Say my (meat, not straw; these are all things I have really heard, and more than once) interlocutors: If I weren’t so Western and unenlightened and closed-minded, I would know enough to have studied in depth that Buddhism is not one organized or unitary movement, but rather many traditions. I would know that the multifarious wisdom-tradition contains the differing sects of Theravada Buddhism and Mahayana Buddhisms, and of course Vajrayana Buddhism, and Zazen Buddhism and other Japanese Buddhisms, and so on. I would even know that many individuals accept and revere the teachings of Buddhist teachers and of Siddhartha himself without fitting into any named sect.
I would, of course, know that the aforementioned fact means that Buddhism is immune to criticism.
I’ll stop being sarcastic.
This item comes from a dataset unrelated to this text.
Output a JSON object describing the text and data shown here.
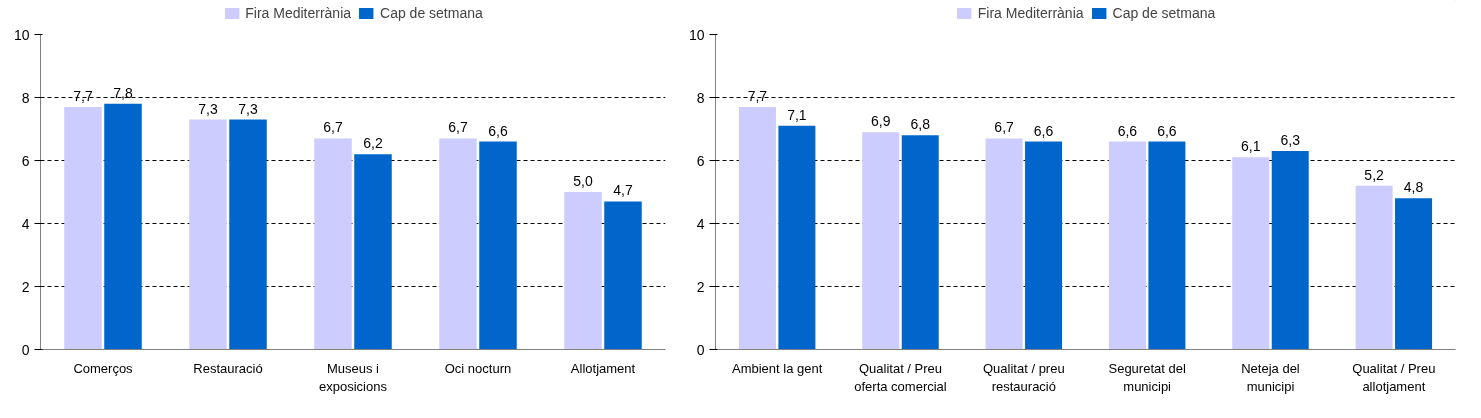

Consider this argument from analogy: How does this description differ from Christianity, which does not earn the “varied traditions” defense nearly so frequently, if at all? The fact that Christianity is divided into Catholics and Protestants and from there into countless factions does not mean that I have no ground on which to challenge its wicked and superstitious moral and metaphysical claims. Particularly if I am discussing something like The Divinity of Jesus Christ, or The Resurrection, or the sublime goodness of The Beatitudes, my criticisms against those ideas happen to apply to nearly all Christians equally.
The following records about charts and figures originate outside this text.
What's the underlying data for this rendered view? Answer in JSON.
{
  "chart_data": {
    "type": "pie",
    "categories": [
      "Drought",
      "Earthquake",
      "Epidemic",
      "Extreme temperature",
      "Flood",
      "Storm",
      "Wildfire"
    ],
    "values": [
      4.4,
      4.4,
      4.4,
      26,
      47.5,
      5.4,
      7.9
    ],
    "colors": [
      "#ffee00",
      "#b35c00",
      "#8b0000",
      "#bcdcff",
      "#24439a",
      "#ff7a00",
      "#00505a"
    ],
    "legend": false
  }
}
Similarly, I can level criticisms of Buddhism both in the particular, as I have done, and in the general, so long as they apply generally.
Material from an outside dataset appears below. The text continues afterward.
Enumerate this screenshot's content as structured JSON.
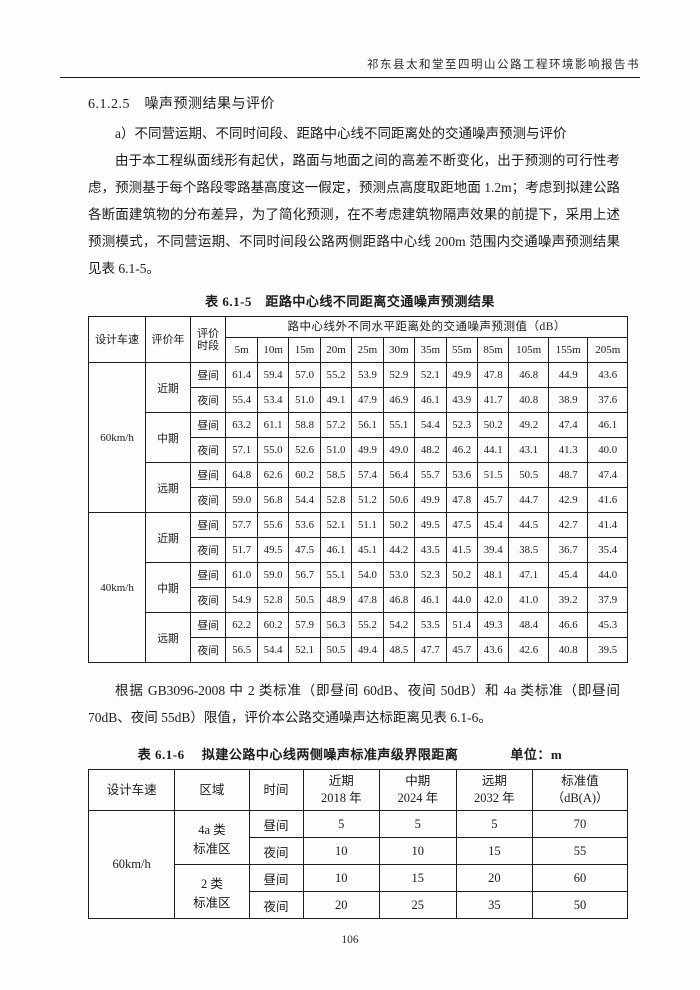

That is what makes it a perfectly good argument to say the following: It is a general (if not universal) feature of Buddhism that it promotes sympathy for the metaphysical stance that there is some “spiritual” or otherwise obscure feature of life and of the universe which we can understand only by speaking in the right contradiction, or by neglecting to elaborate on the right vagary, or by sitting in the right pose, or by humming the right nonsense. That’s what makes it so funny in Annie Hall when Jeff Goldblum worriedly yells into a phone: “I forgot my mantra!”.
So what weight does the appeal to plurality and vagary carry? None. Just because most people do not know the difference between major sects of Buddhism, or even that there are more than one, and just because nobody knows all of them, does not mean that we cannot argue against it.
Sure, we need caveats and conditions to discuss anything as big or as old a a major world religion. But, the idea that the concept of Buddhism is so varied and so ethereal that it is simply immune to criticism (in whole or in part) just does not stand up to even cursory scrutiny.